In 1966 the Watersons were siblings Mike, Norma, and Elaine (Lal) Waterson, and their second cousin John Harrison.

Tracks

Side 1Side 2
  1. The Poacher's Fate (Roud 793; Laws L14) (1.38)
  2. The Morning Looks Charming (Roud 580) (2.07)
  3. The Pretty Drummer Boy (Roud 226; G/D 1:182; Henry H497) (2.26)
  4. The Tour of the Dales (4.30)
  5. Willy Went to Westerdale (Roud 2792) (1.55)
  6. I'anson's Racehorse (Roud 176) (3.14)
  7. The Ploughboy (The Khaki and the Blue) (Roud 163) (3.03)
  1. The White Cockade (Roud 191) (3.36)
  2. Sorry the Day I Was Married (Roud 1561) (1.25)
  3. Ye Noble Spectators (Roud 610) (3.36)
  4. Stow Brow (Roud 185; Laws K18; G/D 1:20) - Lal (3.21)
  5. The Wanton Wife of Castlegate (Roud V14112) (1.41)
  6. The Yorkshire Tup (Roud 126; G/D 3:645) (1.44)
  7. The Whitby Lad (Roud 261; Laws L16; G/D 2:260; Henry H691) (3.14)

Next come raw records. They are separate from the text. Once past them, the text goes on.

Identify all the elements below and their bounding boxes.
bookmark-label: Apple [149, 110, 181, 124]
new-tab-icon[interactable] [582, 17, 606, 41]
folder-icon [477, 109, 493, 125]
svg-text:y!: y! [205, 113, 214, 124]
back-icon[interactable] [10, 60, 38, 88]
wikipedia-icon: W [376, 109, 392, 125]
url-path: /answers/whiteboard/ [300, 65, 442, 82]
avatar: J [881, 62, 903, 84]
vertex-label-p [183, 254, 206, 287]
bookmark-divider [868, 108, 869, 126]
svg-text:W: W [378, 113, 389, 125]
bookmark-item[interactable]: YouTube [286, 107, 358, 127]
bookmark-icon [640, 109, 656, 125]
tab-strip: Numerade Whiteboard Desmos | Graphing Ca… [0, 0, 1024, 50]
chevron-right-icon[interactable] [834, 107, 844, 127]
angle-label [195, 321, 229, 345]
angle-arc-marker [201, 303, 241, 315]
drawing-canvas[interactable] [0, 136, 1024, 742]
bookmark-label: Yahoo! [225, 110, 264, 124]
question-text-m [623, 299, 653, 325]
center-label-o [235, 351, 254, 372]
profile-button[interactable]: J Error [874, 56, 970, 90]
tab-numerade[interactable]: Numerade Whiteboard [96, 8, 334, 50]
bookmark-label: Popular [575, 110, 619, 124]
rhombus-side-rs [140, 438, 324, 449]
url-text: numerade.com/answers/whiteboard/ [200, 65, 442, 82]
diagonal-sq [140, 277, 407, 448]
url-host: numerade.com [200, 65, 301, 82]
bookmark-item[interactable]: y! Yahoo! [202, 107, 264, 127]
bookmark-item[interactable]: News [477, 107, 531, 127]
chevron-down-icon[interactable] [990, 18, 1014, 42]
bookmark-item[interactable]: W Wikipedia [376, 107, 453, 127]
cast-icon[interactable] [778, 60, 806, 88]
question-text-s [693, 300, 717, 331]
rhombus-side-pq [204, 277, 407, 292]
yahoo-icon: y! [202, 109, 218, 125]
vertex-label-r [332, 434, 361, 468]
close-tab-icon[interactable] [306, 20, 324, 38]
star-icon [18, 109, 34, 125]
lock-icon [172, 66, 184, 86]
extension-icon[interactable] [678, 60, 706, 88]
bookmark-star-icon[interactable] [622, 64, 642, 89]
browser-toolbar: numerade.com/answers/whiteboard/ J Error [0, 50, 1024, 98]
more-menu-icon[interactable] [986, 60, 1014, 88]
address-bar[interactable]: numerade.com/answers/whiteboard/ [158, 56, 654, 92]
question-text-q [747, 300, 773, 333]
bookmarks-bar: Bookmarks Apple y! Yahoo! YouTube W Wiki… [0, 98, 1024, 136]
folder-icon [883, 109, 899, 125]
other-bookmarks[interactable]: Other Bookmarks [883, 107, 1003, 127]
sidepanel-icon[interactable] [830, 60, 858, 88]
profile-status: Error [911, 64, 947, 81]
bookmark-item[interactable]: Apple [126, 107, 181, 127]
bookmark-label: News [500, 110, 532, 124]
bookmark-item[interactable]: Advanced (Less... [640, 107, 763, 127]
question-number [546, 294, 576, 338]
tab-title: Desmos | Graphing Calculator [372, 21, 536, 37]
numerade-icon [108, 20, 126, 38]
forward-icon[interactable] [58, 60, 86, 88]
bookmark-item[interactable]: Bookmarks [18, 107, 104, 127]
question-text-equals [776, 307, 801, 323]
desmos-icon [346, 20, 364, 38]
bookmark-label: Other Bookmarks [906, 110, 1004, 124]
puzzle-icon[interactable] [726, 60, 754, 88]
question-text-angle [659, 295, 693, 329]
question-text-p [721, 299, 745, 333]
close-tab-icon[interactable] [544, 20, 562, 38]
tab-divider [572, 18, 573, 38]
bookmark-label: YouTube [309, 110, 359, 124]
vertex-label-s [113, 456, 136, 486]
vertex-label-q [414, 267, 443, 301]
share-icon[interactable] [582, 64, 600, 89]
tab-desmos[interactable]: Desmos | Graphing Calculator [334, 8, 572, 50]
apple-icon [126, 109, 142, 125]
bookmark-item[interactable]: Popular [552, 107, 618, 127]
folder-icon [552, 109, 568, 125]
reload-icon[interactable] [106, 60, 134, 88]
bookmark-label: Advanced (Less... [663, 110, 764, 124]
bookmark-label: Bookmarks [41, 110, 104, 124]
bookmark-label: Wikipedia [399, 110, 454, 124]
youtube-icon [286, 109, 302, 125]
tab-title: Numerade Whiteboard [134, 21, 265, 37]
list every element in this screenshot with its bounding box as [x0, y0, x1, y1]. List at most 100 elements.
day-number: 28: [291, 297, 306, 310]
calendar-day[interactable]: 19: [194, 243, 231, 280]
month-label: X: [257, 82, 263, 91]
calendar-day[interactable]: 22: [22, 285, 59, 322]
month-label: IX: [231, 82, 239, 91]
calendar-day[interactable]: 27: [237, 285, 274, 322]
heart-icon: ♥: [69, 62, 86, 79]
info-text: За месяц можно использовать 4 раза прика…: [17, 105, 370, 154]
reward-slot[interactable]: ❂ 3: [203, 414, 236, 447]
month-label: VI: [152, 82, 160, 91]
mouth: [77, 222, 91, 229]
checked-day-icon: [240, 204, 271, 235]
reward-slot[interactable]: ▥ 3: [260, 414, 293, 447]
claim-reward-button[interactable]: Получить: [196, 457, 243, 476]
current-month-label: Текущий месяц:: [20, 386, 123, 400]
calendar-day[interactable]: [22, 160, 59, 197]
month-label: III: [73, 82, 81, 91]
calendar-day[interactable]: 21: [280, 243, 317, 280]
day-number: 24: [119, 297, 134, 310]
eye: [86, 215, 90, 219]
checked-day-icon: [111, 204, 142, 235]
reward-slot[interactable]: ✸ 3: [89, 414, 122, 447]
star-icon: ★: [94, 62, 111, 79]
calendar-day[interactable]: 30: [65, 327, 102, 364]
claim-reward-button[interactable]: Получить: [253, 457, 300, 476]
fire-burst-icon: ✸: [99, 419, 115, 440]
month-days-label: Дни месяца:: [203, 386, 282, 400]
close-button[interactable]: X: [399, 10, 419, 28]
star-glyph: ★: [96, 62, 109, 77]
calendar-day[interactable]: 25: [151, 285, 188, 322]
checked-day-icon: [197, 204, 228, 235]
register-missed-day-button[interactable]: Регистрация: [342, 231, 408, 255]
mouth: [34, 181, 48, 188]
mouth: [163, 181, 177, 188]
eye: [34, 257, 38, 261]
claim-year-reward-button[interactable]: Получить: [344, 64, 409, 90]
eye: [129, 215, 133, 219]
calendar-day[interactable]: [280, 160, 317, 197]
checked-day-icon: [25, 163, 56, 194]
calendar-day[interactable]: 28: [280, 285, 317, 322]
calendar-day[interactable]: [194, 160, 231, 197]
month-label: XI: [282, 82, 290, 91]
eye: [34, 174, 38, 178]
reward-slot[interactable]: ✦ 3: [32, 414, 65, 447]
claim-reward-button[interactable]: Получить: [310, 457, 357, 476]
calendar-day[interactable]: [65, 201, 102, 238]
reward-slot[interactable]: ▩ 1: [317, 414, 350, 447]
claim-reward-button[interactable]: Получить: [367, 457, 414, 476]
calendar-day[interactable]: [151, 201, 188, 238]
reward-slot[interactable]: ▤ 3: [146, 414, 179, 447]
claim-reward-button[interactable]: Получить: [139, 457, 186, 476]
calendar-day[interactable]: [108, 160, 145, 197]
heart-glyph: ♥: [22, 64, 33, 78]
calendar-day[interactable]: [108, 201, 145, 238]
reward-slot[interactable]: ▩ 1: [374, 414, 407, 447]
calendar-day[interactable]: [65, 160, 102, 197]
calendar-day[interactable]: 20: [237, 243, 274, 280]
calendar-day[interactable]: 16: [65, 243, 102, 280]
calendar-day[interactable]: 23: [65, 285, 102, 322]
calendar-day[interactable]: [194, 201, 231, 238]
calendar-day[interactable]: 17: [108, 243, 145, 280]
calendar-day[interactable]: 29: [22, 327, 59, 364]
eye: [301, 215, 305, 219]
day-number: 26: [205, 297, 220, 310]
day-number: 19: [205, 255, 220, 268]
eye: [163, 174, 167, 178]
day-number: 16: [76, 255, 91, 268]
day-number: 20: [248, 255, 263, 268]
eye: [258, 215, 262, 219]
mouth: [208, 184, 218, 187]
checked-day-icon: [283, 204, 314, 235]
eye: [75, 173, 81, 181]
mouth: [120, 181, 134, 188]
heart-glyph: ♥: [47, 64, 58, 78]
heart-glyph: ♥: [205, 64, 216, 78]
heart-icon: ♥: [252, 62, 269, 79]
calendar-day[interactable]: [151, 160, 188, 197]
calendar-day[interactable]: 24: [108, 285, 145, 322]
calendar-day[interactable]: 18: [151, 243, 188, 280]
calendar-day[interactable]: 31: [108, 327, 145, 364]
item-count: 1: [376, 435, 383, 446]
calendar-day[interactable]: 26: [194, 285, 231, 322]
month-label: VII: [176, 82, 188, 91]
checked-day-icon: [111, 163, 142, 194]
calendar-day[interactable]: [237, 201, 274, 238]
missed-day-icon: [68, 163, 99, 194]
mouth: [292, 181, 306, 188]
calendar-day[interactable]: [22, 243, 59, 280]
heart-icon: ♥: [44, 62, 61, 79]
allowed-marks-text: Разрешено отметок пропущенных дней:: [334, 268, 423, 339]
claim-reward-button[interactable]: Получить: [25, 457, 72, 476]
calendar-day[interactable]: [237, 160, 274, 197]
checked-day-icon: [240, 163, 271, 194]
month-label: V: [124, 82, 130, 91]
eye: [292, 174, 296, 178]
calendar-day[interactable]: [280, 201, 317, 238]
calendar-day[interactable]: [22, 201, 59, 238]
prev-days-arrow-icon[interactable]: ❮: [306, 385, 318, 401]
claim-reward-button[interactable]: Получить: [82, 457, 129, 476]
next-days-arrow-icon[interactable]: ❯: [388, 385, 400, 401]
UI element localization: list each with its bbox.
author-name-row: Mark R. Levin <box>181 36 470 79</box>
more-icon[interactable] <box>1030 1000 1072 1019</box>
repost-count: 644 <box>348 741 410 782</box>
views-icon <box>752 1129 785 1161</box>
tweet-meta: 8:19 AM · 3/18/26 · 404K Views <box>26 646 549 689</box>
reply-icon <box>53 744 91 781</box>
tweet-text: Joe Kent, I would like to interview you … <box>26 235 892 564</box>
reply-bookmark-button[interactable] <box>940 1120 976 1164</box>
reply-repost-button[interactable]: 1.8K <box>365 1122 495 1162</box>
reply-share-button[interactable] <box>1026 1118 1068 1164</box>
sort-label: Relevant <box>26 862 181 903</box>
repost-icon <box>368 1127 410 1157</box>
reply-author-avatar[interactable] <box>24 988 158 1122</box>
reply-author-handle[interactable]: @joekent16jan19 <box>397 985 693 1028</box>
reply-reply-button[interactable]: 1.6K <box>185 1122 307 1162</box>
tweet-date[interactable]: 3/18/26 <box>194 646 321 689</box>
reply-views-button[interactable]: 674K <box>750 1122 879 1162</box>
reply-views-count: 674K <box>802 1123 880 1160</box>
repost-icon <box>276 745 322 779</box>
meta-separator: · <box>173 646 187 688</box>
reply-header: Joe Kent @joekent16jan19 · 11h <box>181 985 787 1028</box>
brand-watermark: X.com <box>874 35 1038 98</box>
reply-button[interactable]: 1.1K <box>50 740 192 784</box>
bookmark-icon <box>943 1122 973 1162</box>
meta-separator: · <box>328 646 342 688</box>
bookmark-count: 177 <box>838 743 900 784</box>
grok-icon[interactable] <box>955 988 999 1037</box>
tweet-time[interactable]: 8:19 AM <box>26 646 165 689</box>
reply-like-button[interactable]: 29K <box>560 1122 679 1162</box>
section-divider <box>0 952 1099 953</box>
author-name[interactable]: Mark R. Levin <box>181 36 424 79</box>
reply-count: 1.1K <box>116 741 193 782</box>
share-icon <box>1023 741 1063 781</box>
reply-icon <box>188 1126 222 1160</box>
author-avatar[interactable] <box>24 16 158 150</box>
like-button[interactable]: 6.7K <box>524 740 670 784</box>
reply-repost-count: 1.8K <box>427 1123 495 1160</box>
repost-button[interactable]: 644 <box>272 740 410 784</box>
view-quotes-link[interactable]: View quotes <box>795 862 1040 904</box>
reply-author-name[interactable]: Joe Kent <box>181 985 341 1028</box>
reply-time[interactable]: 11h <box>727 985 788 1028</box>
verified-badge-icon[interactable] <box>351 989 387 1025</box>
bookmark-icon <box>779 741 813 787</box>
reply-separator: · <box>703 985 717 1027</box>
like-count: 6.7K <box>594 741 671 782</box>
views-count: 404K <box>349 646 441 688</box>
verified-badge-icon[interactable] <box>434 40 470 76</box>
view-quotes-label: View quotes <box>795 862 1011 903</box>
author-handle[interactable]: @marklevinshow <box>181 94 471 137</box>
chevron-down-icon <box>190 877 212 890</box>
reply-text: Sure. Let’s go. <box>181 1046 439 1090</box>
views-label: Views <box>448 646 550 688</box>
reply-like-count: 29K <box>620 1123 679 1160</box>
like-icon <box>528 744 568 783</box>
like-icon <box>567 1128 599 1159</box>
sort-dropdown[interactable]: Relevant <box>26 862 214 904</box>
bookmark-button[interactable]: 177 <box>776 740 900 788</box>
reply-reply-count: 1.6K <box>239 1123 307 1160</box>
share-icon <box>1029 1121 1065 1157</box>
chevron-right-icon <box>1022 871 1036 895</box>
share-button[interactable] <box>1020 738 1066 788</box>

All tracks trad. arr. Watersons pub Mole Music Ltd.

Sleeve Notes

The Watersons come from Yorkshire and they're proud of it. So they thought they would make this, their third LP, a record of Yorkshire songs. But it's more than simply an anthology of local pieces. The songs are too good for that. All these versions come from Yorkshire, sure enough, but most of them are songs that were spread all over the countryside because singers and listeners found them fascinating. In some countries, the folk music is in clearly marked regional styles, so that passing from one district to another is almost like crossing the frontier into a foreign land, so different are the musics. That's usually a sign of isolation, of poor communication between one area and another. Not so with England. For centuries our roads have been too good, our population too mobile for the best folk songs to stay at home. Outside of the north-east (where a certain peculiar kind of melody has been stabilised by the use of the Northumbrian small-pipes) we have no clearly differentiated regional music-dialects. A Lancashire version of a tune may sound much like an Essex one, the run of a Lincoln song-text may be very similar to one in Devon. Usually, if a song remains tied to a locality it's because outsiders haven't found it interesting enough. Not always though; one or two of the pieces on this record are strictly local and have it in them to charm the wide audiences. Still, we repeat, most of them are songs of nationwide currency. But they are Yorkshire versions; and the Watersons are Yorkshire men and women (two of each), so they sing them with a special affection.